Still, I couldn’t shake the guilt, knowing I must have brought shame to my family and caused my father a great deal of pain. So, in 2004, a year after I’d left, I rang him, wanting to make peace. We met that afternoon and cried as we held each other. I told him how sorry I was, and he realised that times have changed. He accepted my life as a single woman in Berlin who goes out dancing and laughs – wildly.

At the beginning of my career, my agent would sometimes ask me to say I was Brazilian, thinking I might scare off clients if they knew where I was from. But I refused. I’m proud of my Afghan heritage. Yet today, when I re-watch the videos on my phone, and see the refugees arriving in Europe and North America, I am heartbroken. I feel their pain. It will take time to put the trauma they’ve experienced behind them.

On television I’ve seen footage of a new generation of women taking to the streets in Kabul, despite protests having been banned, calling for the right to work and hold political positions.

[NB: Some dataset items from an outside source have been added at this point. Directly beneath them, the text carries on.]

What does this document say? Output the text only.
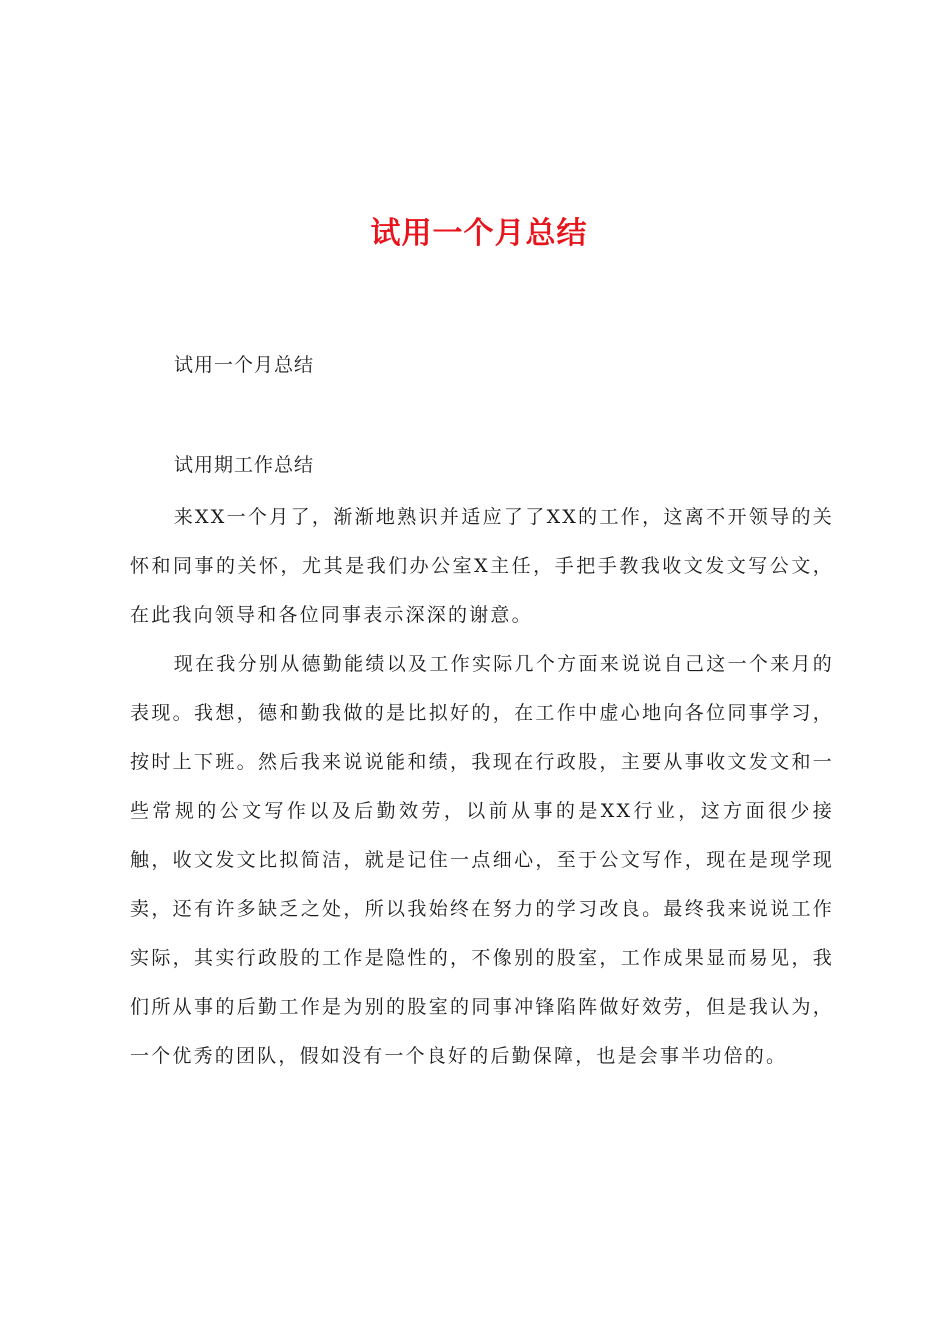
试用一个月总结
试用一个月总结
试用期工作总结

来XX一个月了，渐渐地熟识并适应了了XX的工作，这离不开领导的关怀和同事的关怀，尤其是我们办公室X主任，手把手教我收文发文写公文，在此我向领导和各位同事表示深深的谢意。

现在我分别从德勤能绩以及工作实际几个方面来说说自己这一个来月的表现。我想，德和勤我做的是比拟好的，在工作中虚心地向各位同事学习，按时上下班。然后我来说说能和绩，我现在行政股，主要从事收文发文和一些常规的公文写作以及后勤效劳，以前从事的是XX行业，这方面很少接触，收文发文比拟简洁，就是记住一点细心，至于公文写作，现在是现学现卖，还有许多缺乏之处，所以我始终在努力的学习改良。最终我来说说工作实际，其实行政股的工作是隐性的，不像别的股室，工作成果显而易见，我们所从事的后勤工作是为别的股室的同事冲锋陷阵做好效劳，但是我认为，一个优秀的团队，假如没有一个良好的后勤保障，也是会事半功倍的。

Although they are being beaten and attacked with tear gas as a result, they continue to march, refusing to recognise the Taliban as a legitimate government. It is their courage that gives me hope.

However, as hard it is for me to admit, I don’t see a future right now for the Afghan people in Afghanistan. If they want to survive and thrive, they have no other choice but to flee their home country. Thus it is up to us, with the help of humanitarian projects worldwide, to get them out safely, and as soon as possible, so that they can rebuild their lives with the resources they need. Sadly, it is their only chance.

In 2018, Zohre founded Culture Coaches to educate refugees on German culture. Together with a team of migration-experienced mentors she works to further improve the integration process. She has also set up The Zohre Esmaeli Foundation providing online classes for Afghan children and women in camps to help prepare them for life in Europe.